I decided to end the writing at this point to finish my wheeling and dealing for the day. I use the Travel Lodge Motels and City centre Hotels because they are ideal for me. I love a double bed and quick access to the bathrooms as I wake during the night. The tea and coffee is adequate which I supplement by buying from the nearest store. There are Lodge Hotels close to Kings cross station and also at Croydon near the station so that I can travel by train to Kings Cross or coach to Victoria Station and cut out the hassle and cost of travelling by car, but equally the car provides greater flexibility and I can fill with the kitchen sink. There is usually standard TV but I can supplement this with wireless internet for £20 for a week’s use. However the best reason for using Travel Lodge is the price. Three times this year special internet offers have been made for as low as £9 a night or room where a last minute stop can cost as much as £120. I had previously obtained one trop to London with six nights for £54 5 x 9 and one at 19 and to-day by rising at 5.30 and being prepared with dates and options to fit around home games of County Champions Durham, the Whitley Bay Jazz festival and other personal commitments and interests I was able to arrange five new trips making a total of 31 nights at an average expenditure of £12 a night compared with the just before average price of just under £80 a gearing of 6 to 7 times less. I have not engaged in so many trips over such a short trip covering late spring and summer since 2004 when I visited former homes and places of work, went to Gibraltar and undertook family history searches in London and Wiltshire. However one only becomes 70 once, and in some respects I am amazed to be within a couple of months of this, although being sixty was bad enough and seventy is horrifying.
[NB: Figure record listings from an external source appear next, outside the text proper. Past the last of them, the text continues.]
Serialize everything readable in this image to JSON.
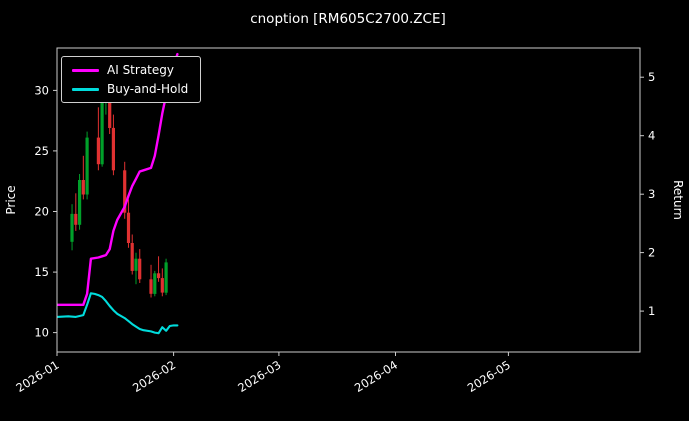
{
  "chart_data": {
    "type": "candlestick",
    "title": "cnoption [RM605C2700.ZCE]",
    "x_axis": {
      "start_date": "2026-01-01",
      "tick_labels": [
        "2026-01",
        "2026-02",
        "2026-03",
        "2026-04",
        "2026-05"
      ],
      "tick_days": [
        0,
        31,
        59,
        90,
        120
      ],
      "total_days": 155
    },
    "y_left": {
      "label": "Price",
      "ticks": [
        10,
        15,
        20,
        25,
        30
      ],
      "range": [
        8.4,
        33.5
      ]
    },
    "y_right": {
      "label": "Return",
      "ticks": [
        1,
        2,
        3,
        4,
        5
      ],
      "range": [
        0.3,
        5.5
      ]
    },
    "colors": {
      "background": "#000000",
      "text": "#ffffff",
      "spine": "#cccccc",
      "ai_strategy": "#ff00ff",
      "buy_and_hold": "#00dcdc",
      "candle_up": "#00a02a",
      "candle_down": "#e03131"
    },
    "legend_position": "upper-left",
    "series": [
      {
        "name": "AI Strategy",
        "color": "#ff00ff",
        "axis": "left",
        "points": [
          [
            0,
            12.3
          ],
          [
            2,
            12.3
          ],
          [
            5,
            12.3
          ],
          [
            7,
            12.3
          ],
          [
            8,
            13.2
          ],
          [
            9,
            16.1
          ],
          [
            11,
            16.2
          ],
          [
            12,
            16.3
          ],
          [
            13,
            16.4
          ],
          [
            14,
            16.9
          ],
          [
            15,
            18.4
          ],
          [
            16,
            19.3
          ],
          [
            18,
            20.4
          ],
          [
            19,
            21.3
          ],
          [
            20,
            22.1
          ],
          [
            21,
            22.7
          ],
          [
            22,
            23.3
          ],
          [
            23,
            23.4
          ],
          [
            25,
            23.6
          ],
          [
            26,
            24.6
          ],
          [
            27,
            26.3
          ],
          [
            28,
            28.1
          ],
          [
            29,
            29.6
          ],
          [
            30,
            30.9
          ],
          [
            31,
            32.0
          ],
          [
            32,
            33.0
          ]
        ]
      },
      {
        "name": "Buy-and-Hold",
        "color": "#00dcdc",
        "axis": "left",
        "points": [
          [
            0,
            11.3
          ],
          [
            3,
            11.35
          ],
          [
            5,
            11.3
          ],
          [
            7,
            11.45
          ],
          [
            8,
            12.3
          ],
          [
            9,
            13.25
          ],
          [
            10,
            13.2
          ],
          [
            11,
            13.1
          ],
          [
            12,
            12.95
          ],
          [
            13,
            12.6
          ],
          [
            14,
            12.2
          ],
          [
            15,
            11.85
          ],
          [
            16,
            11.55
          ],
          [
            18,
            11.2
          ],
          [
            19,
            10.95
          ],
          [
            20,
            10.7
          ],
          [
            21,
            10.5
          ],
          [
            22,
            10.3
          ],
          [
            23,
            10.2
          ],
          [
            25,
            10.1
          ],
          [
            26,
            10.0
          ],
          [
            27,
            9.95
          ],
          [
            28,
            10.45
          ],
          [
            29,
            10.15
          ],
          [
            30,
            10.55
          ],
          [
            31,
            10.6
          ],
          [
            32,
            10.6
          ]
        ]
      }
    ],
    "candles": {
      "up_color": "#00a02a",
      "down_color": "#e03131",
      "columns": [
        "day",
        "open",
        "high",
        "low",
        "close"
      ],
      "data": [
        [
          4,
          17.5,
          20.6,
          16.8,
          19.8
        ],
        [
          5,
          19.8,
          21.5,
          18.4,
          18.9
        ],
        [
          6,
          18.9,
          23.1,
          18.5,
          22.6
        ],
        [
          7,
          22.6,
          24.6,
          21.0,
          21.4
        ],
        [
          8,
          21.4,
          26.6,
          21.0,
          26.1
        ],
        [
          11,
          26.1,
          28.6,
          23.4,
          23.9
        ],
        [
          12,
          23.9,
          30.6,
          23.7,
          30.1
        ],
        [
          13,
          30.1,
          31.6,
          28.0,
          31.1
        ],
        [
          14,
          31.1,
          31.4,
          26.4,
          26.9
        ],
        [
          15,
          26.9,
          28.0,
          23.0,
          23.4
        ],
        [
          18,
          23.4,
          24.1,
          19.4,
          19.9
        ],
        [
          19,
          19.9,
          21.0,
          17.0,
          17.4
        ],
        [
          20,
          17.4,
          18.1,
          14.8,
          15.1
        ],
        [
          21,
          15.1,
          16.6,
          14.0,
          16.1
        ],
        [
          22,
          16.1,
          16.9,
          14.1,
          14.4
        ],
        [
          25,
          14.4,
          15.6,
          12.9,
          13.2
        ],
        [
          26,
          13.2,
          15.1,
          13.0,
          14.9
        ],
        [
          27,
          14.9,
          16.3,
          14.2,
          14.5
        ],
        [
          28,
          14.5,
          15.3,
          13.0,
          13.3
        ],
        [
          29,
          13.3,
          16.1,
          13.1,
          15.8
        ]
      ]
    }
  }
}
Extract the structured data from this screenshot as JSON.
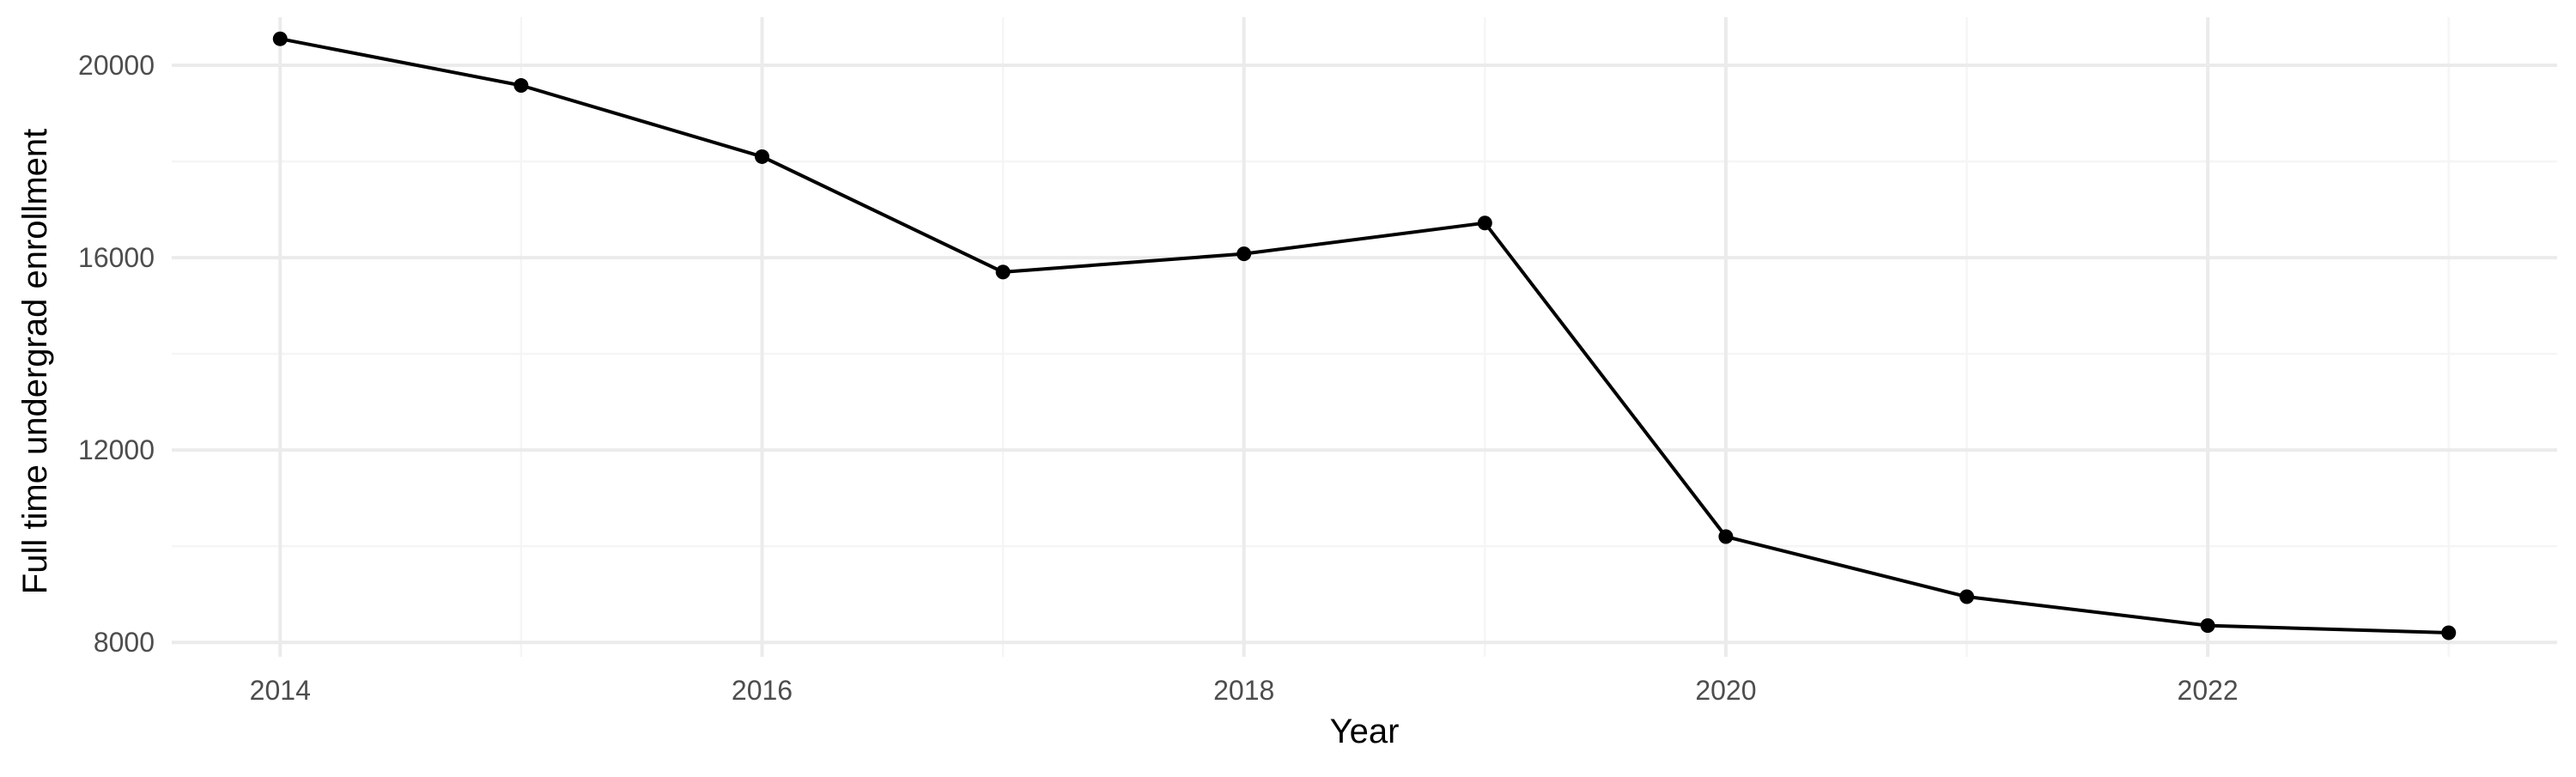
{
  "chart_data": {
    "type": "line",
    "title": "",
    "xlabel": "Year",
    "ylabel": "Full time undergrad enrollment",
    "x": [
      2014,
      2015,
      2016,
      2017,
      2018,
      2019,
      2020,
      2021,
      2022,
      2023
    ],
    "y": [
      20550,
      19580,
      18100,
      15700,
      16080,
      16720,
      10200,
      8950,
      8350,
      8200
    ],
    "xlim": [
      2013.55,
      2023.45
    ],
    "ylim": [
      7700,
      21000
    ],
    "x_ticks": [
      2014,
      2016,
      2018,
      2020,
      2022
    ],
    "x_tick_labels": [
      "2014",
      "2016",
      "2018",
      "2020",
      "2022"
    ],
    "y_ticks": [
      8000,
      12000,
      16000,
      20000
    ],
    "y_tick_labels": [
      "8000",
      "12000",
      "16000",
      "20000"
    ],
    "grid": true,
    "legend": "none",
    "colors": {
      "line": "#000000",
      "point": "#000000",
      "grid_major": "#ebebeb",
      "grid_minor": "#f5f5f5",
      "tick_label": "#4d4d4d",
      "axis_title": "#000000"
    }
  }
}
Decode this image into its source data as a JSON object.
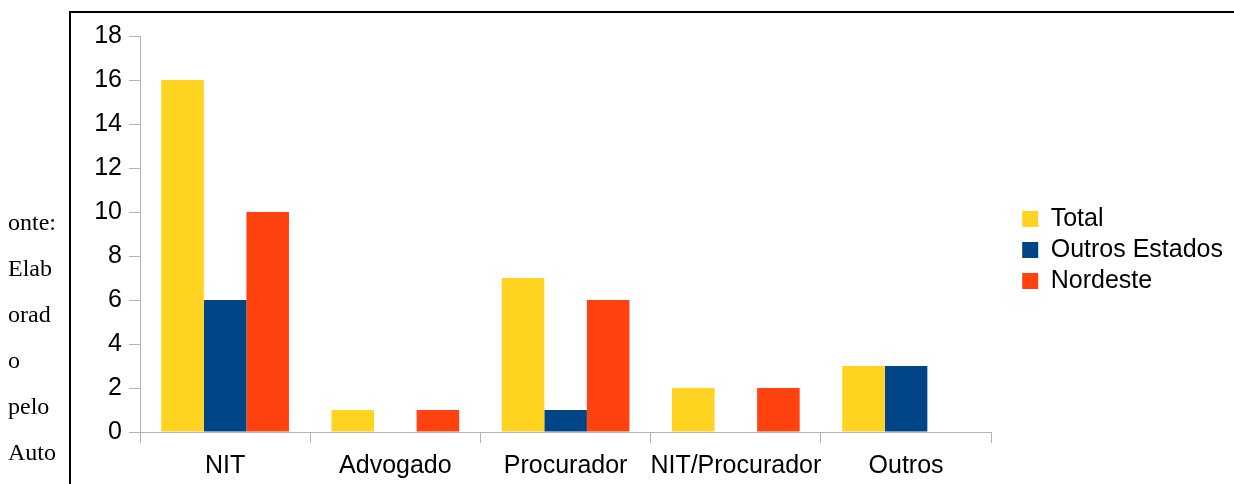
{
  "chart_data": {
    "type": "bar",
    "categories": [
      "NIT",
      "Advogado",
      "Procurador",
      "NIT/Procurador",
      "Outros"
    ],
    "series": [
      {
        "name": "Total",
        "color": "#ffd320",
        "values": [
          16,
          1,
          7,
          2,
          3
        ]
      },
      {
        "name": "Outros Estados",
        "color": "#004586",
        "values": [
          6,
          0,
          1,
          0,
          3
        ]
      },
      {
        "name": "Nordeste",
        "color": "#ff420e",
        "values": [
          10,
          1,
          6,
          2,
          0
        ]
      }
    ],
    "ylim": [
      0,
      18
    ],
    "yticks": [
      0,
      2,
      4,
      6,
      8,
      10,
      12,
      14,
      16,
      18
    ],
    "grid": false,
    "legend": "right",
    "annotations": [
      "onte: Elab orad o pelo Auto"
    ]
  }
}
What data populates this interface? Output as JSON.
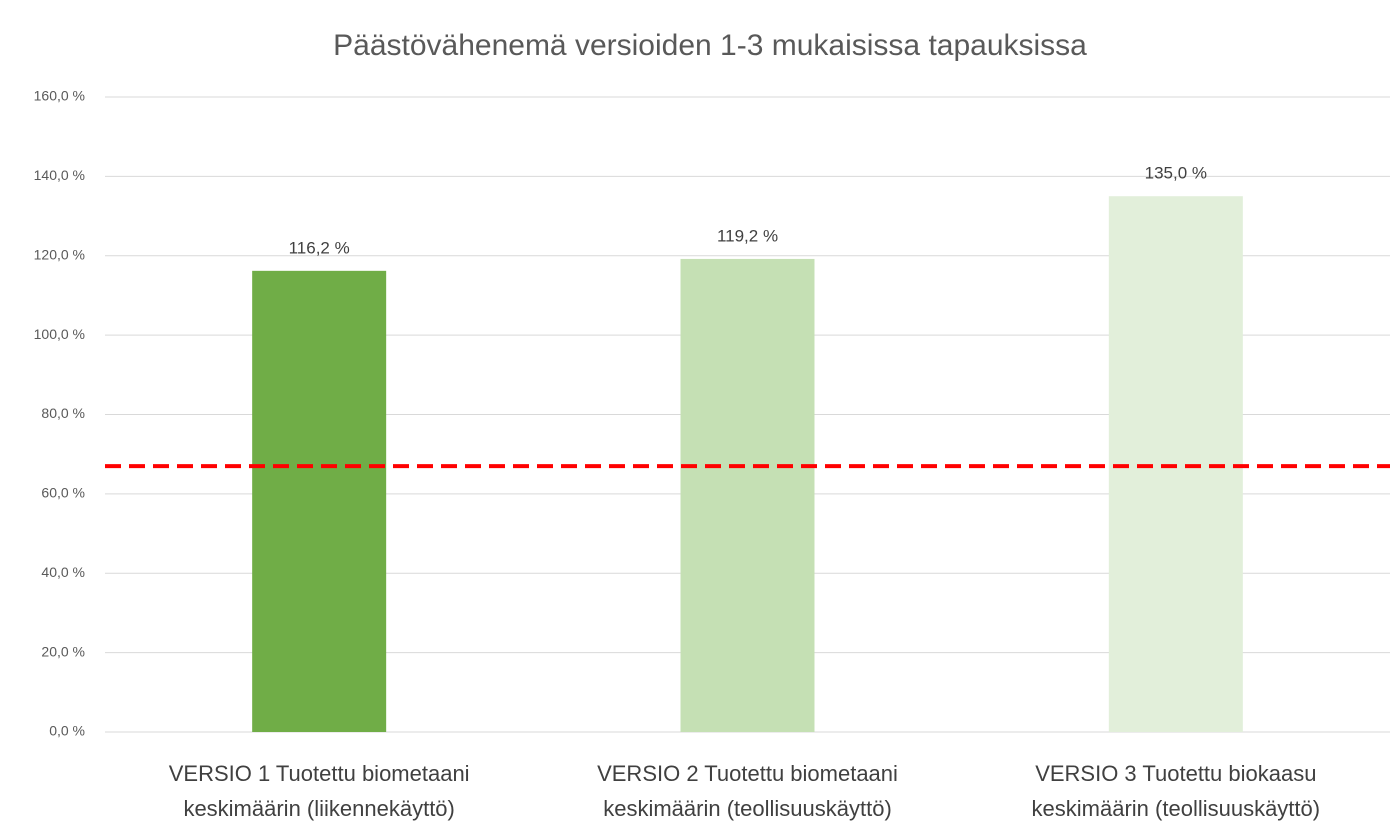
{
  "chart_data": {
    "type": "bar",
    "title": "Päästövähenemä versioiden 1-3 mukaisissa tapauksissa",
    "categories": [
      [
        "VERSIO 1 Tuotettu biometaani",
        "keskimäärin (liikennekäyttö)"
      ],
      [
        "VERSIO 2 Tuotettu biometaani",
        "keskimäärin (teollisuuskäyttö)"
      ],
      [
        "VERSIO 3 Tuotettu biokaasu",
        "keskimäärin (teollisuuskäyttö)"
      ]
    ],
    "values": [
      116.2,
      119.2,
      135.0
    ],
    "value_labels": [
      "116,2 %",
      "119,2 %",
      "135,0 %"
    ],
    "colors": [
      "#70ad47",
      "#c5e0b4",
      "#e2efda"
    ],
    "ylim": [
      0,
      160
    ],
    "yticks": [
      {
        "value": 0,
        "label": "0,0 %"
      },
      {
        "value": 20,
        "label": "20,0 %"
      },
      {
        "value": 40,
        "label": "40,0 %"
      },
      {
        "value": 60,
        "label": "60,0 %"
      },
      {
        "value": 80,
        "label": "80,0 %"
      },
      {
        "value": 100,
        "label": "100,0 %"
      },
      {
        "value": 120,
        "label": "120,0 %"
      },
      {
        "value": 140,
        "label": "140,0 %"
      },
      {
        "value": 160,
        "label": "160,0 %"
      }
    ],
    "grid": true,
    "reference_line": {
      "value": 67,
      "color": "#ff0000",
      "dashed": true
    }
  }
}
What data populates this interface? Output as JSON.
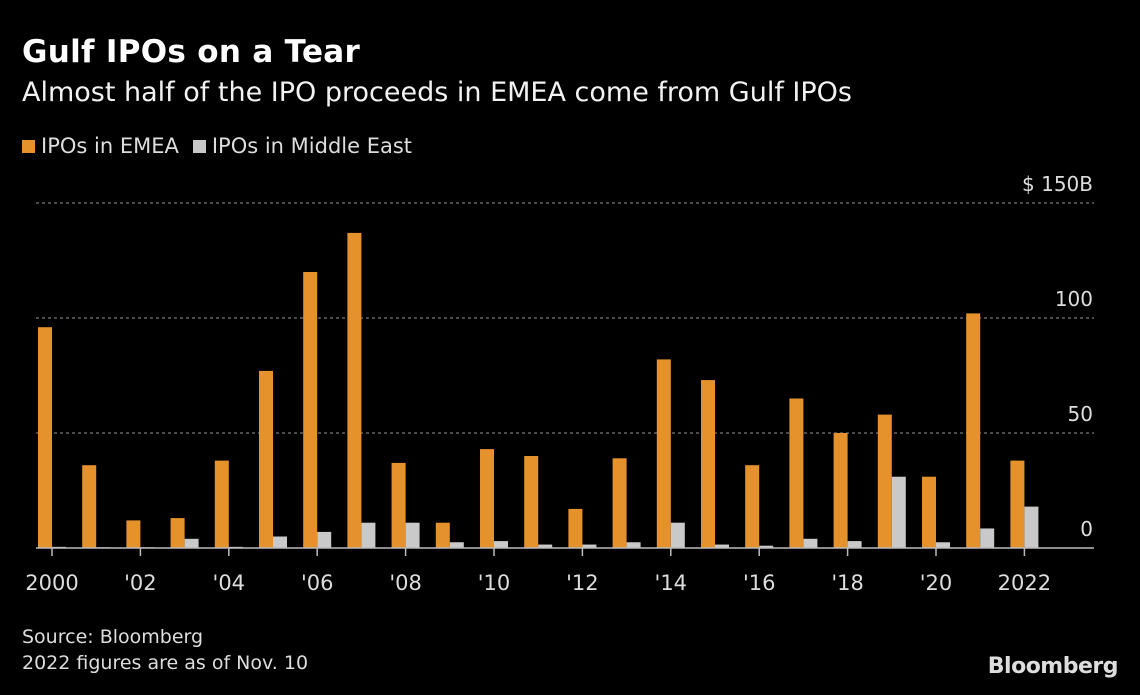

I turned my attention to another of the Ascent of Money programmes and to a Taggart as well as some food with the rest of the chicken into a Thai style stir fry all from packets with the fresh Thai vegetables vacuum packed, a Thai Style sauce and noodles at midday. There was Anchovies on Crackers with also Poachers Pickle and olives also stuffed with Anchovy as a tea time early evening snack and then a portion of meat balls and pasta in a tomato sauce. There was some ice cream and a banana and custard, but no alcohol. Tomorrow I shall spend New Years Eve on more study of the near collapse of modern capitalism, I shall cook the large joint of ham intended for Christmas as well as a small turkey crown planned for Christmas day. The fridge is nearly empty so I will go out fro some fresh fruit and fresh vegetables to make the intentions for the year. The freezer will continue to be used up as it needs a defrost and again I will review what is bought and what is not. Also need a table lamp for this room as the lighting is behind on to one side and a direct light on the keyboard would be helpful.